— Начальник, а начальник...
— А? — Пролетарский сонно смотрел на него.
— Я говорю — на двор бы мне сходить... В Байките, поди, некогда будет, — он отвел глаза, стараясь не встречаться взглядом с Пролетарским.
Тот поднялся, развязал Самарину руки, щурясь со сна, ткнул наганом в спину.
— Иди вперед, да не вздумай дурака валять, а то...
— Застрелишь?
— Много чести. Догоню и морду набью.
— А что ж наганом тычешь?
— Нервирует? Ладно, уберу, а то раньше времени наделаешь... Иди!
Самарин пошел к выходу, растирая затекшие руки и напряженно глядя на приближающийся с каждым шагом полог. И там, где он был откинут, снова увидел топор в чурбаке. Самарин какое-то мгновение помедлил — и быстро выскользнул наружу. Пролетарский у притолоки нагнулся, выбираясь следом...
Дюлюбчин услышал вскрик, возню, грохнул выстрел, затем наступила тишина. Он оставил оленя и замер, прислушиваясь. Грохнул второй выстрел, и старик бросился к избушке, не разбирая дороги. У входа он увидел лежащего на снегу Пролетарского и склонившегося над ним Самарина с наганом в руке. Тот некоторое время смотрел на старика, затем сделал попытку усмехнуться.
— Видишь, как все получилось, дед?
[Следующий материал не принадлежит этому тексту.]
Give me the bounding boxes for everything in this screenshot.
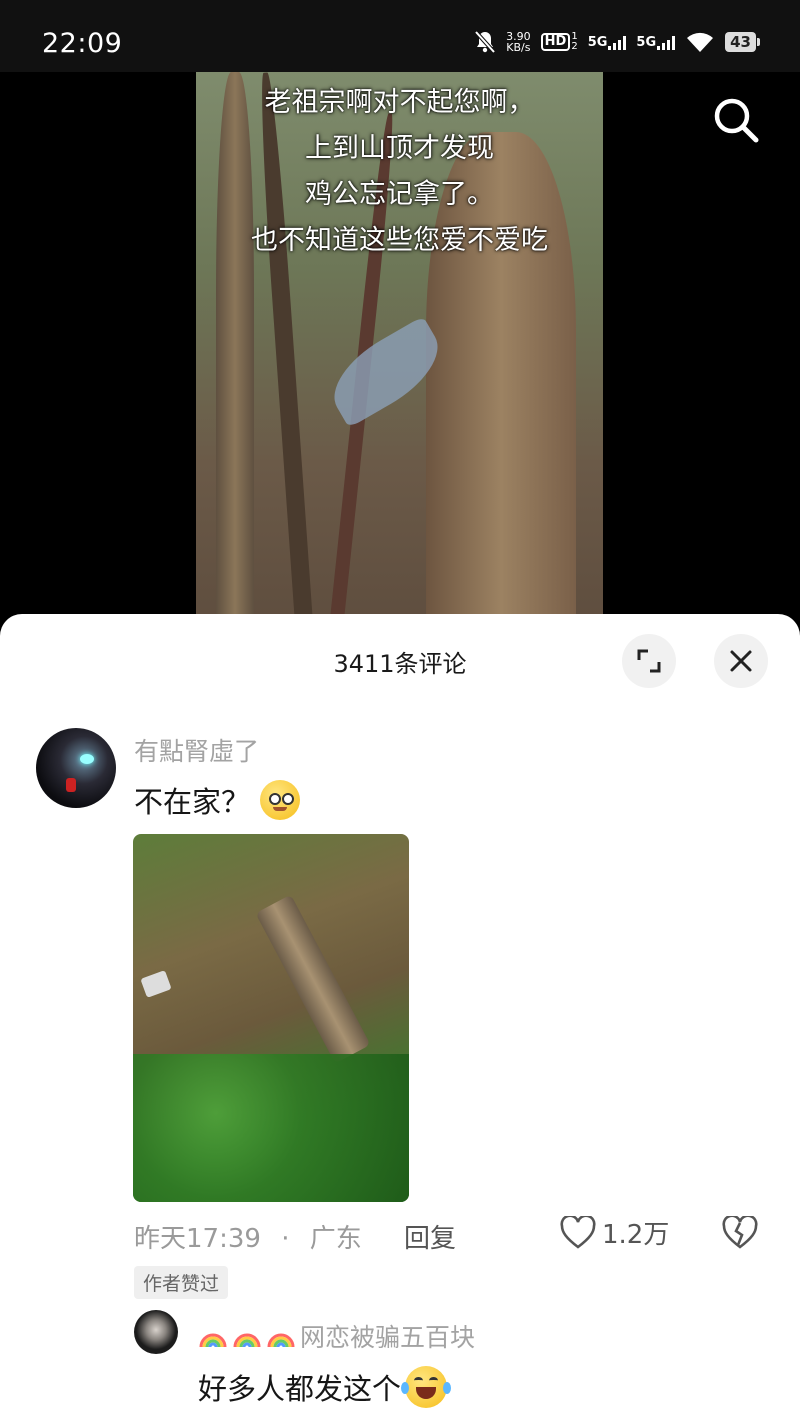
meta-separator: · xyxy=(281,1224,290,1254)
caption-line: 老祖宗啊对不起您啊， xyxy=(264,87,535,118)
status-bar: 22:09 3.90 KB/s HD 1 2 5G 5G 43 xyxy=(0,0,800,72)
network-speed: 3.90 KB/s xyxy=(506,31,531,53)
comment-text: 不在家？ xyxy=(134,779,301,821)
search-icon xyxy=(714,98,759,143)
caption-line: 上到山顶才发现 xyxy=(305,133,494,164)
comment-meta: 昨天17:39 · 广东 xyxy=(134,1218,362,1255)
rainbow-emoji-icon xyxy=(199,1333,227,1348)
like-button[interactable]: 1.2万 xyxy=(560,1214,669,1251)
comments-sheet: 3411条评论 有點腎虛了 不在家？ 昨天17:39 · 广东 回复 1.2万 … xyxy=(0,614,800,1422)
avatar[interactable] xyxy=(36,728,116,808)
battery-indicator: 43 xyxy=(725,32,760,52)
dislike-button[interactable] xyxy=(722,1214,758,1254)
net-b-label: 5G xyxy=(636,34,657,50)
rainbow-emoji-icon xyxy=(267,1333,295,1348)
video-frame[interactable]: 老祖宗啊对不起您啊， 上到山顶才发现 鸡公忘记拿了。 也不知道这些您爱不爱吃 xyxy=(196,72,603,632)
hd-sims: 1 2 xyxy=(571,32,577,52)
expand-button[interactable] xyxy=(622,634,676,688)
comment-username[interactable]: 有點腎虛了 xyxy=(134,732,259,768)
expand-icon xyxy=(637,649,661,673)
status-icons: 3.90 KB/s HD 1 2 5G 5G 43 xyxy=(474,30,760,54)
comments-count-title: 3411条评论 xyxy=(333,650,467,678)
author-liked-badge: 作者赞过 xyxy=(134,1266,229,1299)
reply-text-content: 好多人都发这个 xyxy=(198,1372,402,1406)
sim-b: 2 xyxy=(571,41,578,52)
status-time: 22:09 xyxy=(42,28,123,59)
reply-username: 网恋被骗五百块 xyxy=(300,1323,476,1352)
hd-label: HD xyxy=(540,33,571,51)
caption-line: 鸡公忘记拿了。 xyxy=(305,179,494,210)
close-icon xyxy=(730,650,752,672)
rainbow-emoji-icon xyxy=(233,1333,261,1348)
stone-slab xyxy=(255,894,371,1064)
laughing-tears-emoji-icon xyxy=(401,1366,452,1408)
foliage xyxy=(133,1054,409,1202)
wifi-icon xyxy=(687,32,714,52)
stone xyxy=(140,970,172,998)
net-a-label: 5G xyxy=(587,34,608,50)
reply-username-row[interactable]: 网恋被骗五百块 xyxy=(198,1318,475,1354)
avatar-eye xyxy=(80,754,94,764)
reply-text: 好多人都发这个 xyxy=(198,1366,452,1408)
heart-icon xyxy=(560,1215,596,1249)
caption-line: 也不知道这些您爱不爱吃 xyxy=(251,225,548,256)
avatar-detail xyxy=(66,778,76,792)
broken-heart-icon xyxy=(722,1214,758,1249)
comment-image[interactable] xyxy=(133,834,409,1202)
speed-unit: KB/s xyxy=(506,41,531,54)
search-button[interactable] xyxy=(710,94,762,146)
mute-bell-icon xyxy=(474,30,496,54)
signal-bars-icon xyxy=(657,35,676,50)
hd-indicator: HD 1 2 xyxy=(540,32,578,52)
video-caption: 老祖宗啊对不起您啊， 上到山顶才发现 鸡公忘记拿了。 也不知道这些您爱不爱吃 xyxy=(196,80,603,264)
comment-location: 广东 xyxy=(309,1224,362,1254)
signal-5g-a: 5G xyxy=(588,35,627,50)
video-player[interactable]: 老祖宗啊对不起您啊， 上到山顶才发现 鸡公忘记拿了。 也不知道这些您爱不爱吃 xyxy=(0,72,800,632)
reply-avatar[interactable] xyxy=(134,1310,178,1354)
dizzy-face-emoji-icon xyxy=(260,780,301,820)
signal-5g-b: 5G xyxy=(636,34,676,50)
close-button[interactable] xyxy=(714,634,768,688)
signal-bars-icon xyxy=(608,35,627,50)
comment-text-content: 不在家？ xyxy=(134,785,251,819)
reply-button[interactable]: 回复 xyxy=(404,1218,456,1255)
like-count: 1.2万 xyxy=(602,1220,670,1250)
comment-timestamp: 昨天17:39 xyxy=(134,1224,261,1254)
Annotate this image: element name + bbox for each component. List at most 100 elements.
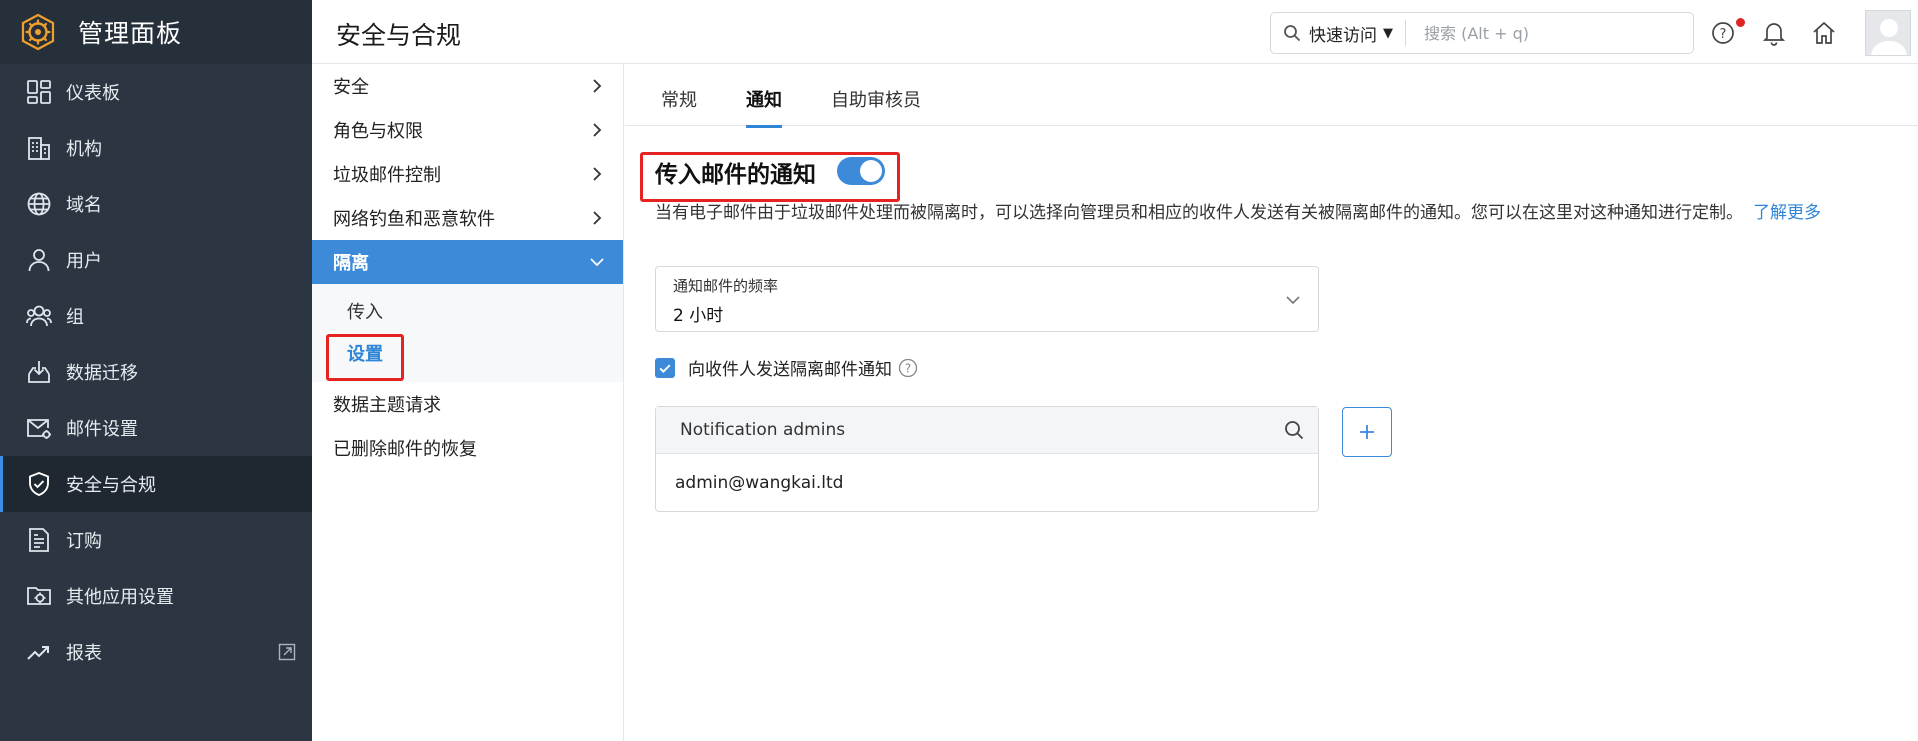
user-avatar[interactable]: [1865, 10, 1911, 56]
subnav-item-quarantine[interactable]: 隔离: [312, 240, 623, 284]
nav-item-label: 其他应用设置: [66, 587, 174, 608]
caret-down-icon: ▼: [1383, 25, 1393, 41]
recipient-notify-row: 向收件人发送隔离邮件通知 ?: [655, 355, 918, 380]
tab-general[interactable]: 常规: [661, 86, 697, 128]
subnav-child-incoming[interactable]: 传入: [312, 290, 623, 332]
bell-icon[interactable]: [1761, 20, 1787, 46]
group-icon: [26, 303, 52, 329]
nav-item-groups[interactable]: 组: [0, 288, 312, 344]
svg-text:?: ?: [1720, 27, 1727, 42]
nav-item-label: 机构: [66, 139, 102, 160]
nav-item-label: 邮件设置: [66, 419, 138, 440]
tab-bar: 常规 通知 自助审核员: [625, 64, 1918, 128]
frequency-value: 2 小时: [673, 306, 724, 326]
search-icon: [1284, 25, 1301, 42]
nav-item-other-app-settings[interactable]: 其他应用设置: [0, 568, 312, 624]
subnav-item-label: 网络钓鱼和恶意软件: [333, 209, 495, 230]
tab-notifications[interactable]: 通知: [746, 86, 782, 128]
frequency-label: 通知邮件的频率: [673, 277, 779, 295]
building-icon: [26, 135, 52, 161]
nav-item-label: 订购: [66, 531, 102, 552]
nav-item-label: 域名: [66, 195, 102, 216]
admin-gear-logo-icon: [18, 12, 58, 52]
nav-item-subscription[interactable]: 订购: [0, 512, 312, 568]
subnav-item-spam-control[interactable]: 垃圾邮件控制: [312, 152, 623, 196]
nav-item-label: 仪表板: [66, 83, 120, 104]
chevron-right-icon: [593, 79, 602, 93]
description-text: 当有电子邮件由于垃圾邮件处理而被隔离时，可以选择向管理员和相应的收件人发送有关被…: [655, 203, 1743, 223]
checkmark-icon: [659, 364, 671, 373]
external-link-icon[interactable]: [278, 643, 296, 661]
nav-item-label: 安全与合规: [66, 475, 156, 496]
nav-item-label: 组: [66, 307, 84, 328]
brand[interactable]: 管理面板: [0, 0, 312, 64]
plus-icon: [1360, 425, 1374, 439]
nav-item-domains[interactable]: 域名: [0, 176, 312, 232]
help-icon[interactable]: ?: [1710, 20, 1736, 46]
page-title: 安全与合规: [336, 21, 462, 50]
subnav-item-phishing-malware[interactable]: 网络钓鱼和恶意软件: [312, 196, 623, 240]
subnav-item-security[interactable]: 安全: [312, 64, 623, 108]
notification-frequency-select[interactable]: 通知邮件的频率 2 小时: [655, 266, 1319, 332]
nav-item-security-compliance[interactable]: 安全与合规: [0, 456, 312, 512]
annotation-highlight-settings: [326, 334, 404, 381]
admin-list-item: admin@wangkai.ltd: [675, 473, 844, 493]
nav-item-users[interactable]: 用户: [0, 232, 312, 288]
subnav-item-data-subject-request[interactable]: 数据主题请求: [312, 382, 623, 426]
chevron-down-icon: [1286, 296, 1300, 305]
tab-self-moderator[interactable]: 自助审核员: [831, 86, 921, 128]
search-icon[interactable]: [1284, 420, 1304, 440]
subnav-item-label: 安全: [333, 77, 369, 98]
download-tray-icon: [26, 359, 52, 385]
search-bar: 快速访问 ▼: [1270, 12, 1694, 54]
learn-more-link[interactable]: 了解更多: [1753, 203, 1821, 223]
section-subnav: 安全 角色与权限 垃圾邮件控制 网络钓鱼和恶意软件 隔离 传入 设置 数据主题请…: [312, 64, 624, 741]
search-input[interactable]: [1424, 23, 1684, 43]
dashboard-icon: [26, 79, 52, 105]
add-admin-button[interactable]: [1342, 407, 1392, 457]
home-icon[interactable]: [1811, 20, 1837, 46]
admins-panel-header: Notification admins: [656, 407, 1318, 454]
chevron-right-icon: [593, 123, 602, 137]
trend-icon: [26, 639, 52, 665]
notification-admins-panel: Notification admins admin@wangkai.ltd: [655, 406, 1319, 512]
nav-item-mail-settings[interactable]: 邮件设置: [0, 400, 312, 456]
sidebar: 管理面板 仪表板 机构 域名 用户 组 数据迁移 邮件设置 安全与合规 订购 其…: [0, 0, 312, 741]
main-nav: 仪表板 机构 域名 用户 组 数据迁移 邮件设置 安全与合规 订购 其他应用设置…: [0, 64, 312, 680]
invoice-icon: [26, 527, 52, 553]
nav-item-label: 报表: [66, 643, 102, 664]
top-header: 安全与合规 快速访问 ▼ ?: [312, 0, 1918, 64]
nav-item-label: 用户: [66, 251, 102, 272]
quick-access-label: 快速访问: [1309, 25, 1377, 46]
user-icon: [26, 247, 52, 273]
nav-item-label: 数据迁移: [66, 363, 138, 384]
subnav-item-roles[interactable]: 角色与权限: [312, 108, 623, 152]
subnav-item-label: 垃圾邮件控制: [333, 165, 441, 186]
svg-text:?: ?: [905, 361, 911, 375]
section-description: 当有电子邮件由于垃圾邮件处理而被隔离时，可以选择向管理员和相应的收件人发送有关被…: [655, 198, 1821, 223]
nav-item-reports[interactable]: 报表: [0, 624, 312, 680]
help-circle-icon[interactable]: ?: [898, 358, 918, 378]
app-title: 管理面板: [78, 19, 183, 48]
notification-dot: [1736, 18, 1745, 27]
chevron-right-icon: [593, 211, 602, 225]
apps-settings-icon: [26, 583, 52, 609]
chevron-right-icon: [593, 167, 602, 181]
nav-item-dashboard[interactable]: 仪表板: [0, 64, 312, 120]
mail-settings-icon: [26, 415, 52, 441]
globe-icon: [26, 191, 52, 217]
recipient-notify-checkbox[interactable]: [655, 357, 675, 378]
subnav-item-label: 数据主题请求: [333, 395, 441, 416]
nav-item-migration[interactable]: 数据迁移: [0, 344, 312, 400]
subnav-item-label: 角色与权限: [333, 121, 423, 142]
quick-access-dropdown[interactable]: 快速访问 ▼: [1271, 20, 1406, 46]
annotation-highlight-title: [640, 152, 900, 202]
main-content: 常规 通知 自助审核员 传入邮件的通知 当有电子邮件由于垃圾邮件处理而被隔离时，…: [625, 64, 1918, 741]
nav-item-organization[interactable]: 机构: [0, 120, 312, 176]
admins-panel-title: Notification admins: [680, 420, 846, 440]
shield-icon: [26, 471, 52, 497]
chevron-down-icon: [590, 258, 604, 267]
subnav-item-label: 已删除邮件的恢复: [333, 439, 477, 460]
subnav-item-label: 隔离: [333, 253, 369, 274]
subnav-item-deleted-mail-recovery[interactable]: 已删除邮件的恢复: [312, 426, 623, 470]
Промашку дал Николай Осипович.
— Промашку дал, — прошептал Дюлюбчин, глядя широко раскрытыми глазами на топор, валявшийся рядом с телом начальника милиции, на его окровавленную голову, на наган в руке Самарина.
Самарин, будто решившись, быстро заговорил:
— Слышь, дед? Выведи меня, а? Помоги выйти, говорю! Хоть до Усть-Камо, а там я как-нибудь... Я — не за так, не думай, я тебе заплачу, дед, а? Гляди!
Не спуская глаз с Дюлюбчина, Самарин пошарил на груди мертвого Пролетарского, вытащил пакет с деньгами.
— Вот, смотри, здесь шесть тысяч рублей. Это твои деньги, дед!
Пакет полетел к ногам Дюлюбчина. Он поднял его, аккуратно очистил налипший снег. Это был тот самый пакет, что изъял Пролетарский у Самарина при обыске в Куюмбе.
— Промашку дал Николай Осипович, — снова прошептал старик.
Он уронил пакет и, выхватив нож, бросился на Самарина. Тот выстрелил в упор.
Некоторое время он смотрел на лежавших. Теперь все. Теперь деваться было некуда. В тайге стояла такая тишина, что у него зазвенело в ушах. Он вытер лицо снегом, огляделся. Нужно было уходить. Самарин обшарил тело Пролетарского, стащил с него меховую рысью куртку, просмотрел бумажник. На снег упало письмо Иркумы. Он поднял его, пробежал глазами знакомые строки.
— Письмо... Отдай письмо!
Холодная судорога прошла по спине. Самарин обернулся: к нему полз, оставляя кровавый след на снегу, Дюлюбчин. Вот он попытался приподняться, поднял руку... Самарин выстрелил ему в голову. Старик уткнулся лицом в снег.